Consider the group $SL_3$. Let $U$ be the subgroup of $SL_3$ consisting of all upper triangular unipotent matrices. Then the algebra $\mathbb{C}[SL_3/U]$ is generated by $a_{11}, a_{21}, a_{31}, a_{11}a_{22}-a_{12}a_{21}, a_{11}a_{32}-a_{12}a_{31}, a_{21}a_{32}-a_{22}a_{31}$. There are two fundamental representations of $SL_3/U$: $V_{\omega_1}$ and $V_{\omega_2}$. Do we have the following result: the heighest weight vector of $V_{\omega_1}$ is $a_{11}$ and the heighest weight vector of $V_{\omega_2}$ is $a_{11} a_{22}-a_{12}a_{21}$? Are there some references about representation theory of $SL_n$ and $SL_n/U$? Thank you very much.

Answer 1

Given a complex semisimple group $G$ with Borel $B=TU$, where $T$ is a maximal torus and $U$ is the unipotent radical of $B$, the representation $\mathbf{C}[G/U]$ is a multiplicity-free direct sum over the irreducible finite dimensional representations of $G$. This is a consequence of the following algebraic version of the Peter-Weyl theorem:

$$\mathbf{C}[G] \cong \bigoplus V \otimes V^*,$$ in which the isomorphism is of $G$-bimodules and the sum runs over all finite dimensional irreducible $G$-modules $V$; in turn the algebraic Peter-Weyl theorem is a consequence of the fact that each $G$-module is semisimple and that $G$ acts locally finitely on $\mathbf{C}[G]$. Each $V^*$ is a highest weight (right) module, which means its space of $U$-invariants is one dimensional, implying the claim that $\mathbf{C}[G/U]$ is a multiplicity-free sum of all the finite dimensional irreducible $G$-modules.
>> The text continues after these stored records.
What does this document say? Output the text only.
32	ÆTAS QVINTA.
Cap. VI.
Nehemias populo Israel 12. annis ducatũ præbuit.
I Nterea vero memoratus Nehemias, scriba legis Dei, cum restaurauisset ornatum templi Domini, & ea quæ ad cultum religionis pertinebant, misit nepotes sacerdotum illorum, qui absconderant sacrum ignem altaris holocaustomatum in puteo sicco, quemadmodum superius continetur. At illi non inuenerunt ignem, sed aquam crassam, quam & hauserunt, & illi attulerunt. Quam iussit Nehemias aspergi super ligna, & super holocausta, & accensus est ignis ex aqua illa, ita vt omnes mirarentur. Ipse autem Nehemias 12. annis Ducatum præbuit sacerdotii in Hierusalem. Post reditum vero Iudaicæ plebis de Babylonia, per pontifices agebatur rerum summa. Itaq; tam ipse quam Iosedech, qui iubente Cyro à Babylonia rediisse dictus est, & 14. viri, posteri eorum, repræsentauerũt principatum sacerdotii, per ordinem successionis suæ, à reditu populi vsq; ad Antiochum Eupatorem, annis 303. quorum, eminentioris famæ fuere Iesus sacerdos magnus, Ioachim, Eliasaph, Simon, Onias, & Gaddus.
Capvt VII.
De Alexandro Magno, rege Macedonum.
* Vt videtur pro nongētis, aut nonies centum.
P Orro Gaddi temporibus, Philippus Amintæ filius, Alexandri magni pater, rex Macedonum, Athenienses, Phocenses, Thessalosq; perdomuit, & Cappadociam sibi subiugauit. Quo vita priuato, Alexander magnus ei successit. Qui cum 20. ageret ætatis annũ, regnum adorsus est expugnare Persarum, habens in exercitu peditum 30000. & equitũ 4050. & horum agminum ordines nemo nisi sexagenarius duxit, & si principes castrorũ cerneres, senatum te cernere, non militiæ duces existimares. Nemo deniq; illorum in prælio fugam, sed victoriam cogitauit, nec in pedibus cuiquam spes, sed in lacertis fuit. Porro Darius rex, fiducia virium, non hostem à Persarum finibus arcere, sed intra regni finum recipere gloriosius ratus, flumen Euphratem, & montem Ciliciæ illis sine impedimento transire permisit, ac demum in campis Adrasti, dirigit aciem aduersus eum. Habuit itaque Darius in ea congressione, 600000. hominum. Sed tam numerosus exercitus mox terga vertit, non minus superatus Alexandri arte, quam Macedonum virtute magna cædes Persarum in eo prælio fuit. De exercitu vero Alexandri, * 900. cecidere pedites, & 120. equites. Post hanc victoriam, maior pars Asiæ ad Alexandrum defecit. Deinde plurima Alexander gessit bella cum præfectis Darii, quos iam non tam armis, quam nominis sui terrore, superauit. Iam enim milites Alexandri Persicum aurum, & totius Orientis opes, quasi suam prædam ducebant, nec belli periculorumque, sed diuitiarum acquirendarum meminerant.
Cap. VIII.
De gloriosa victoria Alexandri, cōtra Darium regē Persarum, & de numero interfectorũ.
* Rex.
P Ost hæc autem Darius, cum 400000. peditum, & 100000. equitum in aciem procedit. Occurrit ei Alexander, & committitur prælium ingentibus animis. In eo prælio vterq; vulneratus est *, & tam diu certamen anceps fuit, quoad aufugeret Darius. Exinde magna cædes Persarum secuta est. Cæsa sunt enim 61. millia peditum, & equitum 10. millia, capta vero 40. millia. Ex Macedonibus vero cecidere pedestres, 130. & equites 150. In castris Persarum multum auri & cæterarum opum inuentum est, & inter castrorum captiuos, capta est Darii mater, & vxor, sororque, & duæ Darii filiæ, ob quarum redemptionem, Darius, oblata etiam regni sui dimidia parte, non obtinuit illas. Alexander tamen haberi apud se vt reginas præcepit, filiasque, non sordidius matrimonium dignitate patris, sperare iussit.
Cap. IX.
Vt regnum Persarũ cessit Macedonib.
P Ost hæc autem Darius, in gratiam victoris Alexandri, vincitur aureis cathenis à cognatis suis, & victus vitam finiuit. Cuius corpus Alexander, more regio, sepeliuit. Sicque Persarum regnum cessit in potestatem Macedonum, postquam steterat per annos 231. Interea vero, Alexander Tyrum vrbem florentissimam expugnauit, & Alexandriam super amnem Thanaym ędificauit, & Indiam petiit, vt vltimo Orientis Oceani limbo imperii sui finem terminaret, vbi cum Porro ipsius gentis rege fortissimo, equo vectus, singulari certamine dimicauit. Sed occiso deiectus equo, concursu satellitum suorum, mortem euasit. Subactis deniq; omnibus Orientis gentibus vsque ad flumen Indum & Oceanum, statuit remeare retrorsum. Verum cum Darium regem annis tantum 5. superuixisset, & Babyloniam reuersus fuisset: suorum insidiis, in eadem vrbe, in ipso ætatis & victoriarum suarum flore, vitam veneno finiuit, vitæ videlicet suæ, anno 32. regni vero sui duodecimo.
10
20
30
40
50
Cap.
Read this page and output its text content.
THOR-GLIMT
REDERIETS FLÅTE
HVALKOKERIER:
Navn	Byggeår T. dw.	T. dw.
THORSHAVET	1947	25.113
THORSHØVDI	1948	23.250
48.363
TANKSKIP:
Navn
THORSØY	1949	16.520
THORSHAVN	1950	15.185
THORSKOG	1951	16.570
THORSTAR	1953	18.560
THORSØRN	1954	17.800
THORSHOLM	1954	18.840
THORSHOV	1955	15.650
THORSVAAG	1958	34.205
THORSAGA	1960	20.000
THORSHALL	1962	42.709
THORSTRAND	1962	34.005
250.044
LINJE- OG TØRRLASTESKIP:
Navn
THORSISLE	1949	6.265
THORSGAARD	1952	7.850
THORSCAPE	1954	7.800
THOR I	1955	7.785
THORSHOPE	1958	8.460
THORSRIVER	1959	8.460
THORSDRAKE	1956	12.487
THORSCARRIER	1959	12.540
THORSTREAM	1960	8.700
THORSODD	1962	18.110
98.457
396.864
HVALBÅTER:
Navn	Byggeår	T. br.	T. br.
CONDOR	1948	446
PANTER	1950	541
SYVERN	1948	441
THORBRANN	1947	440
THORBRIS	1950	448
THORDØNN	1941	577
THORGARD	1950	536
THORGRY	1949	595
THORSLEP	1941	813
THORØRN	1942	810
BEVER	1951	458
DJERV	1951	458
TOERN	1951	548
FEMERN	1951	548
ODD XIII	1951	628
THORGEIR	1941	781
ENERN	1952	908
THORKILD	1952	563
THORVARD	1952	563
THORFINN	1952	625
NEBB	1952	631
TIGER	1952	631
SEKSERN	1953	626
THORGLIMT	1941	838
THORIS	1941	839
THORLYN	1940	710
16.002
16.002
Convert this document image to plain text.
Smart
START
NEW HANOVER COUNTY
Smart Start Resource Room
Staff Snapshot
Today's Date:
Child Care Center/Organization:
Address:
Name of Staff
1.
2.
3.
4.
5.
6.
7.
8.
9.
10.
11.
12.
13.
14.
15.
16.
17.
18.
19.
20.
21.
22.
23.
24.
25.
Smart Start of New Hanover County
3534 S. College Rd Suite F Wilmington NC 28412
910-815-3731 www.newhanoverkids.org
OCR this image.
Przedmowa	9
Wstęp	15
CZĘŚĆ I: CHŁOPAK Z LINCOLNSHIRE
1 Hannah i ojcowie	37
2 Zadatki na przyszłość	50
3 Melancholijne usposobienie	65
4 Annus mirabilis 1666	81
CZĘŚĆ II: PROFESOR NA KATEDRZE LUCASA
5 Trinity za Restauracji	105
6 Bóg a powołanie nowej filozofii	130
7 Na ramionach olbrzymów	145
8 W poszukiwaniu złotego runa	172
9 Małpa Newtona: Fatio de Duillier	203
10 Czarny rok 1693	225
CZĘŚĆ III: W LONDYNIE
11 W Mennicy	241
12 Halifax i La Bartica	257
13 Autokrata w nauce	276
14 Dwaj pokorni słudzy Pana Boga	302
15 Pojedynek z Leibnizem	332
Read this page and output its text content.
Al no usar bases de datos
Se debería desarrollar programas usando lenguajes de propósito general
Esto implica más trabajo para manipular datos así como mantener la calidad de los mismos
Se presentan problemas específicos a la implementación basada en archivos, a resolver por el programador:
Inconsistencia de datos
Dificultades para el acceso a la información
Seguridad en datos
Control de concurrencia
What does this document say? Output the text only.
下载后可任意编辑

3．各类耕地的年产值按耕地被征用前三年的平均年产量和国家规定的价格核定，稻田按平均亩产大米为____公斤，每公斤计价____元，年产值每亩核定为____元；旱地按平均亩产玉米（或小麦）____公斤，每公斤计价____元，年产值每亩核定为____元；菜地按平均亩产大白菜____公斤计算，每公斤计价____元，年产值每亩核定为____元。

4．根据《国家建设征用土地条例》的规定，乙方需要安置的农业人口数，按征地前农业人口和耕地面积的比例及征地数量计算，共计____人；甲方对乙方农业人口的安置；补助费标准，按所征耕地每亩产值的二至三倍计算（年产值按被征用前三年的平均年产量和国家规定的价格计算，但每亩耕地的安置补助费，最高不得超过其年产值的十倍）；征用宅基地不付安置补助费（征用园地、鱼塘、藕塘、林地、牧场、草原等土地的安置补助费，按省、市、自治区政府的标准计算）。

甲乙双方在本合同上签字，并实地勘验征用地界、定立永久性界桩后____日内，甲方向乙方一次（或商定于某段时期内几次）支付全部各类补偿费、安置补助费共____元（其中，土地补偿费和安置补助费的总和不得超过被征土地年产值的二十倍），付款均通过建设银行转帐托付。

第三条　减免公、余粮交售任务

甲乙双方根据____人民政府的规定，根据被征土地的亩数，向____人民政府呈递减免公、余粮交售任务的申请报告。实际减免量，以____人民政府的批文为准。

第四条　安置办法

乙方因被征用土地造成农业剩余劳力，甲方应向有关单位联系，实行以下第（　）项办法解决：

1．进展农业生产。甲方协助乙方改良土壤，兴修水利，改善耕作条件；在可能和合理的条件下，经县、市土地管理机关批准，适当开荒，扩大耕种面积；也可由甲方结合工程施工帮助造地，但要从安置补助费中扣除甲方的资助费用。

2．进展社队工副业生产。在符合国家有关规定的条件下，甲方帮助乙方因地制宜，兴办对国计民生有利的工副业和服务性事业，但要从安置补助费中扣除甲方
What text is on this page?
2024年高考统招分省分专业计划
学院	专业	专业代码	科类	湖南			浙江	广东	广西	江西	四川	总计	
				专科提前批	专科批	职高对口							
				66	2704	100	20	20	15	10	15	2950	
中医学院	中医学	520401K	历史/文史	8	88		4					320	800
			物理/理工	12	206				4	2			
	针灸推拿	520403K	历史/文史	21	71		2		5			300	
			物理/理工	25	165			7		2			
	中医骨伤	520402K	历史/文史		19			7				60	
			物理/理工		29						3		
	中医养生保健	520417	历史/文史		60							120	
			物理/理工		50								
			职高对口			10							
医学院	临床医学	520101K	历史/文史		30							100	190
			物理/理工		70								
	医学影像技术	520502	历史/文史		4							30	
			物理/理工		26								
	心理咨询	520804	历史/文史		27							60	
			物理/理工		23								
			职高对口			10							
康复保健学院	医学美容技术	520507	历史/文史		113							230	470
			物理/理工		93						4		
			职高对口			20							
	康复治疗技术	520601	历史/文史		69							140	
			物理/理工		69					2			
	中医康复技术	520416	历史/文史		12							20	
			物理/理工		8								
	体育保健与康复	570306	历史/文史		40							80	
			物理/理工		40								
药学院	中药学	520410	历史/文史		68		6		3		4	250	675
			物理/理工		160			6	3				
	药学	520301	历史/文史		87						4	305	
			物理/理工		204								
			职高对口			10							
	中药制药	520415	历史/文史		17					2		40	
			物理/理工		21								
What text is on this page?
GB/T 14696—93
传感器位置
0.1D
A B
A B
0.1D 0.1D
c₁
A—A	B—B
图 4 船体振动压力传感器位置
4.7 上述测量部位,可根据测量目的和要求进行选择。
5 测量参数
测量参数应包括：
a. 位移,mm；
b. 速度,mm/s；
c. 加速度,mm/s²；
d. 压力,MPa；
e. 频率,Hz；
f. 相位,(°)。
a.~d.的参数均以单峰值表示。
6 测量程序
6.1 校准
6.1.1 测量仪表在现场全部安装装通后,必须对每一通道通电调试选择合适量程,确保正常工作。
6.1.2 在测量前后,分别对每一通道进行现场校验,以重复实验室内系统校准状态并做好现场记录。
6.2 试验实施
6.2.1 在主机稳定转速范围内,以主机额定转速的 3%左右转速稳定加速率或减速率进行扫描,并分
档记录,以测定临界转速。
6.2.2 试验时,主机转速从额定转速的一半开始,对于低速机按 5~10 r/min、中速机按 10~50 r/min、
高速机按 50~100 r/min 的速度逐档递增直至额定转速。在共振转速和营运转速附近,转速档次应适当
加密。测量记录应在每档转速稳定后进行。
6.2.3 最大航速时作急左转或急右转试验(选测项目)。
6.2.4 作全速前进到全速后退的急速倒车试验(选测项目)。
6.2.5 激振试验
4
For the particular case in your question, one needs precise definitions of the functions $a_{ij}$; I believe that your assertions are correct with a certain convention for the indexing.

For more information, you should search the internet using the keyword basic affine space to refer to $G/U$.

Answer 2

Let $V_{\lambda} = \langle e_T : T \text{ is a semistandard Young tableau of shape $\lambda$} \rangle$, $\lambda$ is a Young diagram, $e_T = \prod e_c$, $c$ ranges over the columns of $T$, for $c = (c_1, \ldots, c_l)^T$, $e_c$ is the minor of $x=(x_{ij})$ consisting of the first $l$ columns and rows $c_1, \ldots, c_l$. Then $V_{\lambda}$ is an irreducible representation of $SL_n$.

Let $\lambda = (1,1,0)$ and $T$ a semistandard Young tableau of shape $\lambda$. Then $ T = \begin{matrix} 1 \\ 2 \end{matrix}$ and $e_T$ is the principle minor of $(x_{ij})$ consisting of the first two rows and first two columns. Therefore fundamental representations are generated by principle minors.